The Section on Macromolecular Recognition and Assembly, headed by Donald Rau, focuses on elucidating the coupling of the forces, structure, and dynamics of biologically important assemblies. Interacting macromolecules tenaciously retain their hydration waters unless their surfaces are complementary. To investigate the role of water in binding, the Section measures and correlates changes in binding energies and hydration that accompany recognition reactions of biologically important macromolecules, particularly sequence-specific DNA-protein complexes. The Section observed a strong correlation between retained water and binding energy. The Section also devised a novel method for measuring one-dimensional sliding rates and applied it to the linear diffusion of EcoRI, which moves at a rate about one-thousandth of that predicted by simple hydrodynamics, suggesting that DNA-protein charge-charge interactions limit the diffusion rate. DNA-DNA force measurements confirm that arginine and lysine peptides package DNA by employing the same attractive hydration interactions as previously seen for metal ions and the biogenic alkylamines spermidine and spermine.

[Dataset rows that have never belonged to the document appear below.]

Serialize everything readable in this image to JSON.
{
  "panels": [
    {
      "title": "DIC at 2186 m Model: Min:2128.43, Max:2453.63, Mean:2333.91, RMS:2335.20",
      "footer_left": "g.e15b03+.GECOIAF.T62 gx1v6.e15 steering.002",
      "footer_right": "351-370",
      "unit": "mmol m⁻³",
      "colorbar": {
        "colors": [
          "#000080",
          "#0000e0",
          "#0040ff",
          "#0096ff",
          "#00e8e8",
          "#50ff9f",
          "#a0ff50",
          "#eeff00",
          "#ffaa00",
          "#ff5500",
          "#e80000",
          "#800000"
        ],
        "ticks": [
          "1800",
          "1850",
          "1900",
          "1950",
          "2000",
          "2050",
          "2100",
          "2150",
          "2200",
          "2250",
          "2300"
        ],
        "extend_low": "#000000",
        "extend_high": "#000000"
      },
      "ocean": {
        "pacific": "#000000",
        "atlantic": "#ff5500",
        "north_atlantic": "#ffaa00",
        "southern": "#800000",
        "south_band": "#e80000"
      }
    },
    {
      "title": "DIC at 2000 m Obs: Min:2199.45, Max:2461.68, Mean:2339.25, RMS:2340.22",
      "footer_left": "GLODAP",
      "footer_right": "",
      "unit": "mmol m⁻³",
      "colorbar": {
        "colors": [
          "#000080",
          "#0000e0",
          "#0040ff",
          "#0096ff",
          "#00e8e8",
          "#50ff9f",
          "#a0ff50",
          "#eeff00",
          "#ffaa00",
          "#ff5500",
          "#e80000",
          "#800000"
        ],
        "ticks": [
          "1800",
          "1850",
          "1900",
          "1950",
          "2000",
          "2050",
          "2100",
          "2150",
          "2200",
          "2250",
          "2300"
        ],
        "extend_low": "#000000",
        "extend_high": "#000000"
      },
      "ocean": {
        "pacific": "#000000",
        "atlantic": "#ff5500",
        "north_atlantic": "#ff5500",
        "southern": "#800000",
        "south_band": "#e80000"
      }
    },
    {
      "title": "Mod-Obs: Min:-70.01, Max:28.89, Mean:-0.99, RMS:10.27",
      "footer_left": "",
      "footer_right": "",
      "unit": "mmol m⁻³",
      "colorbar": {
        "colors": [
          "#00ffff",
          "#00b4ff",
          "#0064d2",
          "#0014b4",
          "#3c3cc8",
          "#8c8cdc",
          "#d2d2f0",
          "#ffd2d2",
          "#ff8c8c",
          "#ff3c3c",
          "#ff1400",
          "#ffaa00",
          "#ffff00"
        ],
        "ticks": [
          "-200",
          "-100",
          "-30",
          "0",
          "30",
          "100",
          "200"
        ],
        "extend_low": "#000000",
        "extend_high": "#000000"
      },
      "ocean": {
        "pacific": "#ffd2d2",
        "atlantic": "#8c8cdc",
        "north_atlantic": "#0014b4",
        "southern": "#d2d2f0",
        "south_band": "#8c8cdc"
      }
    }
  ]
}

The Section on Membrane and Cellular Biophysics, led by Joshua Zimmerberg, studies membrane mechanics, intracellular molecules, membranes, viruses, organelles, and cells in order to understand viral and parasitic infection, exocytosis, and apoptosis. For malaria, the Section studies the mechanisms by which proteases release parasitic cells from erythrocytes, suggesting a protease inhibitor therapy for malaria. Second, the Section discovered that, in enveloped viral disease, lipids forming the envelope of the influenza virus gel at cool temperatures, suggesting a new hypothesis to explain the winter-time occurrence of flu epidemics. Third, the Section found that cholesterol plays double role in viral fusion mediated by the hemagglutinin of influenza: as a lipid-curvature agent that helps hemifusion and as a specific widener of the fusion pore. Fourth, the Section investigates the theoretical effect of protein wetting to determine its role in protein domain formation on cell membranes.